If you’re in the emergency room, you’re probably too injured to haggle with hospital administrators about how you’re going to pay for your care — especially if you don’t have health insurance. Fortunately, in 1986, Congress passed the Emergency Treatment and Labor Act (EMTALA) that prohibits a practice commonly known as “patient dumping.”

The act gives individuals the right to emergency care regardless of their ability to pay. EMTALA was enacted as part of the Consolidated Omnibus Budget Reconciliation Act (COBRA).

The federal law applies to hospitals that participate in Medicare — and that’s most hospitals in the United States. Even so, EMTALA doesn’t apply to hospital outpatient clinics that aren’t equipped to handle medical emergencies. But they’re required to refer patients to an emergency department in close proximity.

Key Takeaways

  • If someone has an emergency medical condition, the hospital must provide care that stabilizes the person.
  • If you are not in an emergency situation and you do not have insurance, the hospital is not legally obliged to treat you.
  • Some health insurance companies deny emergency room claims if the person could have been treated at some other appropriate location.
  • If you think that the hospital or your insurance company treated you unfairly, you can contact your state’s department of health.

What you’re entitled to

In a nutshell, the federal patient-dumping law entitles you to three things:

  • Screening
  • Emergency care
  • Appropriate transfers

A hospital must provide “stabilizing care” for a patient with an emergency medical condition. The hospital must screen for the emergency and provide the care without inquiring about your ability to pay.

What is an “emergency medical condition”?

The EMTALA describes an emergency medical emergency as one with acute symptoms of sufficient severity that needs immediate medical attention. Absence of immediate medical attention could result in:

  • Placing the peron’s healthl (or, with respect to a pregnant woman, the health of the woman or her unborn child) in serious jeopardy.
  • Serious impairment to bodily functions.
  • Serious dysfunction of any bodily organ or part.

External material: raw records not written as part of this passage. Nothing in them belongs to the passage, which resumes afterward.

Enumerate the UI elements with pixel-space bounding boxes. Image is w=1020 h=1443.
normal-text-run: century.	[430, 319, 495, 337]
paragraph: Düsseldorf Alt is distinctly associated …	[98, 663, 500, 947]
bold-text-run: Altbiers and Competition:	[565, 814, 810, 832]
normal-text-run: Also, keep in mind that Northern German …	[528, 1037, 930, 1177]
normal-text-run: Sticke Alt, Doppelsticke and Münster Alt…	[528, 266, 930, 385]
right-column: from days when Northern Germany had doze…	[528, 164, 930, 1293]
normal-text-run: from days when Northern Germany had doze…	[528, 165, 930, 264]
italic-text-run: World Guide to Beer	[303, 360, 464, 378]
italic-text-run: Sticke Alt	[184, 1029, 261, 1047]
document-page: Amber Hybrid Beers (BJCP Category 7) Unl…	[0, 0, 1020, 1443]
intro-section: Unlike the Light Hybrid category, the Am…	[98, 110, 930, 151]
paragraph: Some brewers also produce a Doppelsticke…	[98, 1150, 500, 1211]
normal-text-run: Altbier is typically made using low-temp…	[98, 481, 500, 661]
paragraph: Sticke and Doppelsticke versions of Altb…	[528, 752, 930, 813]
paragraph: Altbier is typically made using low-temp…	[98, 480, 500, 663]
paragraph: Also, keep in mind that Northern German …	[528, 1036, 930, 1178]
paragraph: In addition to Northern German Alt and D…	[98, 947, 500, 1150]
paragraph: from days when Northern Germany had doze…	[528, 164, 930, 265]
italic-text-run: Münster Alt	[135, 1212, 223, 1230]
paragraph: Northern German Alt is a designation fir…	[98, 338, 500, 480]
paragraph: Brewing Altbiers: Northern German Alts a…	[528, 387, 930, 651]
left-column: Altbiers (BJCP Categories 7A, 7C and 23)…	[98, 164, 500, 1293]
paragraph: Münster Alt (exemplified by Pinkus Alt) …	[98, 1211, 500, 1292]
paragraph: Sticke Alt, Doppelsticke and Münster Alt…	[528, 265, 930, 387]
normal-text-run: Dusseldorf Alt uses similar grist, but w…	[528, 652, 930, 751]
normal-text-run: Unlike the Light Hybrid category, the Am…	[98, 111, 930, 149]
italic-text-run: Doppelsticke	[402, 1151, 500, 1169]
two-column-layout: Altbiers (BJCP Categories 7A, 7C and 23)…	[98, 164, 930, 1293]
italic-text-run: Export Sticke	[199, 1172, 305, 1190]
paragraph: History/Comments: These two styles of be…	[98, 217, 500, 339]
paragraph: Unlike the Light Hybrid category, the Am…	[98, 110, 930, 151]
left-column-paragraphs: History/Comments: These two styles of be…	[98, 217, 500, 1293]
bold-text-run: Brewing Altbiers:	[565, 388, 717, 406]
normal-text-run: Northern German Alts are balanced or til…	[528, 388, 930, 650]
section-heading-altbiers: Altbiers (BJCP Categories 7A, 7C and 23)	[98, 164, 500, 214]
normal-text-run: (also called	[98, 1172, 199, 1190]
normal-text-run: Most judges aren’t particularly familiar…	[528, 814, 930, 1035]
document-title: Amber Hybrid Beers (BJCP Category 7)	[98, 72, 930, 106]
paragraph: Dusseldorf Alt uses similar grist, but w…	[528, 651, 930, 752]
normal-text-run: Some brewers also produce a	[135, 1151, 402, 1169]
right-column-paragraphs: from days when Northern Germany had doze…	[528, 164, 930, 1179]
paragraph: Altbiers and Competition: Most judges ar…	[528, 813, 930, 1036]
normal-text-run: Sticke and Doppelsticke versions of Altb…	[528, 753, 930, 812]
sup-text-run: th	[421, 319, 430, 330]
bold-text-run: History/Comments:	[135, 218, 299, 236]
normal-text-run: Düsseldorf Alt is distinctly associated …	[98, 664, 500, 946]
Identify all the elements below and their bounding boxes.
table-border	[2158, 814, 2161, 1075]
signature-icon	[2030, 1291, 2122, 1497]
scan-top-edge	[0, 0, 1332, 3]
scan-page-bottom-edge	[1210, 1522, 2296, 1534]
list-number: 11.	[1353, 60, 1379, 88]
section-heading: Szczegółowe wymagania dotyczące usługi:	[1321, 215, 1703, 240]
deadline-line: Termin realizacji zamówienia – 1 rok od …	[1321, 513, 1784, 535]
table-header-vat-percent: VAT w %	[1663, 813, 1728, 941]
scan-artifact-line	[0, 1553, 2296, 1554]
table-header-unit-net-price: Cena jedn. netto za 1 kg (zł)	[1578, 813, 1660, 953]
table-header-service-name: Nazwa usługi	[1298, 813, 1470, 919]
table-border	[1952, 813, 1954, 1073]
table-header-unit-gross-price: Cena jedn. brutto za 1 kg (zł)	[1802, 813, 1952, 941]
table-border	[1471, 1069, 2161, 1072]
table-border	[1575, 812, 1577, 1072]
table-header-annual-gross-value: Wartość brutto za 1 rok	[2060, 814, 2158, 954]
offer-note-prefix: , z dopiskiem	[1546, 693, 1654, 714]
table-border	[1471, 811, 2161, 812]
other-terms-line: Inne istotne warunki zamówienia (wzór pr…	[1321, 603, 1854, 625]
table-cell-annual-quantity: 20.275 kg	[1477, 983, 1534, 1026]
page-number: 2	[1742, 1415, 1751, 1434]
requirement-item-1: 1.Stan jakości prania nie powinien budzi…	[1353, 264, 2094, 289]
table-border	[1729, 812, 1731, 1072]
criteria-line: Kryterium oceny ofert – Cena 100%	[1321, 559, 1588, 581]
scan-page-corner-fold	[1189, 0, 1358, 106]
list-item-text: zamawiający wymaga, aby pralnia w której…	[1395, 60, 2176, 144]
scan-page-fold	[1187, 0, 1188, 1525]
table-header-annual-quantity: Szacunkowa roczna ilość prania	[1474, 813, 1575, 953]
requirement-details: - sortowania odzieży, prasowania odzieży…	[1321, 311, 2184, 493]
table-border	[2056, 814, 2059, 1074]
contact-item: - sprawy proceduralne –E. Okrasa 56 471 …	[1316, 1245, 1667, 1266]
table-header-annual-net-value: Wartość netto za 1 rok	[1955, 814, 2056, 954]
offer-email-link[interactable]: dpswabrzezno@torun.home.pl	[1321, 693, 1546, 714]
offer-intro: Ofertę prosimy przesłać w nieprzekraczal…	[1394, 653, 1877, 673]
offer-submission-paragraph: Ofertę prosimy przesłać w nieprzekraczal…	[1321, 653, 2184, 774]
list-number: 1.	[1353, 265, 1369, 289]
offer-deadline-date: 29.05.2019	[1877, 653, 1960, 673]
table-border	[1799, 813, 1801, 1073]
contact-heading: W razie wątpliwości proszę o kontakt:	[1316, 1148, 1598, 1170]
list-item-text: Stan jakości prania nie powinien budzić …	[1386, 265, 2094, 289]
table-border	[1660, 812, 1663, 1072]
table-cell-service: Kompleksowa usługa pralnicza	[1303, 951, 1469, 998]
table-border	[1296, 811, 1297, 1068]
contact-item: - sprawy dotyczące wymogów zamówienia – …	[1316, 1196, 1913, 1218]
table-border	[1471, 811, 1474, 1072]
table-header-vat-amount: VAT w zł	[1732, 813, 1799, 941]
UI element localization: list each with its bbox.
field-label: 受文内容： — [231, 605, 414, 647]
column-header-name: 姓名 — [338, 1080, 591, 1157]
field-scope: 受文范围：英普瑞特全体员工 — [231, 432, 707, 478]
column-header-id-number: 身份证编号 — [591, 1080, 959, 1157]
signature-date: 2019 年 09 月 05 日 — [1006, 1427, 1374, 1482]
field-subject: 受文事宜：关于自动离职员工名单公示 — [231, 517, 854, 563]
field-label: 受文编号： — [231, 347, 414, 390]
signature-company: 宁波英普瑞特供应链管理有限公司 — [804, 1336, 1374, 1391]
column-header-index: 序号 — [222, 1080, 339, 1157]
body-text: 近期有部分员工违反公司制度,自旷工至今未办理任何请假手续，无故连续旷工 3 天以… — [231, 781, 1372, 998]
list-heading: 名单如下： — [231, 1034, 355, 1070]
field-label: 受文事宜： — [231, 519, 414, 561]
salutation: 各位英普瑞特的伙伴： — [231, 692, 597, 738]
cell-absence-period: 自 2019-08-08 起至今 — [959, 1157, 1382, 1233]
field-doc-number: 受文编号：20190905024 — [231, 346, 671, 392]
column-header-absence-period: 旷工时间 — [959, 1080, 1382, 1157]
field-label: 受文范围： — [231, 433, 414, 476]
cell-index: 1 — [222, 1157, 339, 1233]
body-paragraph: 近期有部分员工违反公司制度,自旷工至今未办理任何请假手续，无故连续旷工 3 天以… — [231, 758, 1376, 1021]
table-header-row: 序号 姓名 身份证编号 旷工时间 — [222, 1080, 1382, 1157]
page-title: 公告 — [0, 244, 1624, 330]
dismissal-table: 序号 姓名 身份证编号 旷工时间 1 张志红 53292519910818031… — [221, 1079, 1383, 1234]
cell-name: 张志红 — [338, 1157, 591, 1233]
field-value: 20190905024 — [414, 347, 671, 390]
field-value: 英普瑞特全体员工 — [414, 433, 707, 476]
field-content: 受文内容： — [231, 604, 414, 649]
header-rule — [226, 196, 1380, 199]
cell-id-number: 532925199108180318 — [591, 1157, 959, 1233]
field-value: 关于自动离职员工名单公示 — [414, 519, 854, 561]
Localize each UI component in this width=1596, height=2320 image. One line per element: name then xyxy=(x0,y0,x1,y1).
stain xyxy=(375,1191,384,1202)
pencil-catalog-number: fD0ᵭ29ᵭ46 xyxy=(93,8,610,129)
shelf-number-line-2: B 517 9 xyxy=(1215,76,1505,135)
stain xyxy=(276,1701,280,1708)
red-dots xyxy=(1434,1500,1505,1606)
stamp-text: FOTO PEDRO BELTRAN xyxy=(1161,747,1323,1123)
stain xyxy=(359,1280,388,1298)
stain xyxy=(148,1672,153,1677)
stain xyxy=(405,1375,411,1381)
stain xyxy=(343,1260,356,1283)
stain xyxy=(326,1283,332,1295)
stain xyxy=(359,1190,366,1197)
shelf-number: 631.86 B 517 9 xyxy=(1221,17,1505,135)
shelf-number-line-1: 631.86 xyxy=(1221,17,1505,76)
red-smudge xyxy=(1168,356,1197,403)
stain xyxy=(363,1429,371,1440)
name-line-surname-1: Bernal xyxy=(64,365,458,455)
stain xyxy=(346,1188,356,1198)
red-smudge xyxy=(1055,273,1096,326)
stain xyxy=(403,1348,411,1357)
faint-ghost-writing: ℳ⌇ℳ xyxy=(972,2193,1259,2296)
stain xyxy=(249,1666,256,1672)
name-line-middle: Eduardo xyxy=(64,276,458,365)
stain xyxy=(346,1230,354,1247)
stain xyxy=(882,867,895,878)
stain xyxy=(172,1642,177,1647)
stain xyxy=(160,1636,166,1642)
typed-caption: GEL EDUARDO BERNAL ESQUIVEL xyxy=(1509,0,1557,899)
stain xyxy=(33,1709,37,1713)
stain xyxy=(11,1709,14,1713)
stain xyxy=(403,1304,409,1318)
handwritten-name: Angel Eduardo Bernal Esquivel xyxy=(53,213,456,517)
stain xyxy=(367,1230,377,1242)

With respect to a pregnant woman who is having contractions, an emergency medical condition exists when:

  • There is inadequate time to make a safe transfer to another hospital before delivery.
  • A transfer might pose a threat to the health or safety of the woman or the unborn child.

Source: Social Security Act, SEC: Examination and Treatment for Emergency Medical Conditions and Women in Labor

What you’re not entitled to

If you’re not experiencing an emergency, and you don’t have medical insurance or the ability to pay, the hospital emergency room is not legally required to treat you. The hospital will most likely direct you to your own doctor or a community health clinic. Also, some health insurers deny emergency room claims if the person could have been cared at a “more appropriate” location, such as a doctor’s office or an urgent care center. So, it’s still a wise choice to see your doctor or a retail clinic for non-emergency care. 

The patient-dumping law was passed to ensure people in distress get necessary medical attention. If you have health insurance coverage, the ultimate question of payment is between you and your insurance company. If you don’t have health insurance, you will still be asked to make payment arrangements with the hospital.

Once your condition has stabilized, the hospital has the option of moving you to another facility.

According to the U.S. Department of Health and Human Services, the patient-dumping law also applies to HMOs that illegally demand pre-authorization for emergency room visits. Emergency room care can’t be delayed while a hospital tries to obtain insurance pre-authorization.

EMTALA is still no guarantee

Public Citizen, a consumer watchdog group, claims that despite the law some hospitals continue refusing to provide basic treatment for patients who are unable to pay.

“It’s distressing that this law has been in place and hospitals are still flouting it,” says Dr. Sidney Wolfe, director of Public Citizen’s Health Research Group. “The government needs to do more to force hospitals to comply. People shouldn’t be denied desperately needed emergency medical care when they go to a hospital.”

The Office of Inspector General (OIG) has the authority to issue penalties under EMTALA. Those penalties may include:

  • Termination of Medicare agreement
  • Fines up to $50,000 for each violation
  • Lawsuits for personal injury in a civil court
  • A receiving facility affected by another hospital’s failure to comply can sue the hospital to recover damages
  • A violation can be cited even if the patient wasn’t severely hurt. A violation cannot be cited if the patient refuses examination and treatment, unless there is evidence they were coerced

What your health insurance company considers an emergency

Individual state regulations also have a bearing on the way you’re treated in an emergency room, and upon your health insurance company’s decision to pay for that treatment. The federal law allows you basic rights and your state laws might provide you with some additional ones.

If you feel you have been treated unfairly, either by the hospital or by your insurance company, call your state’s department of health.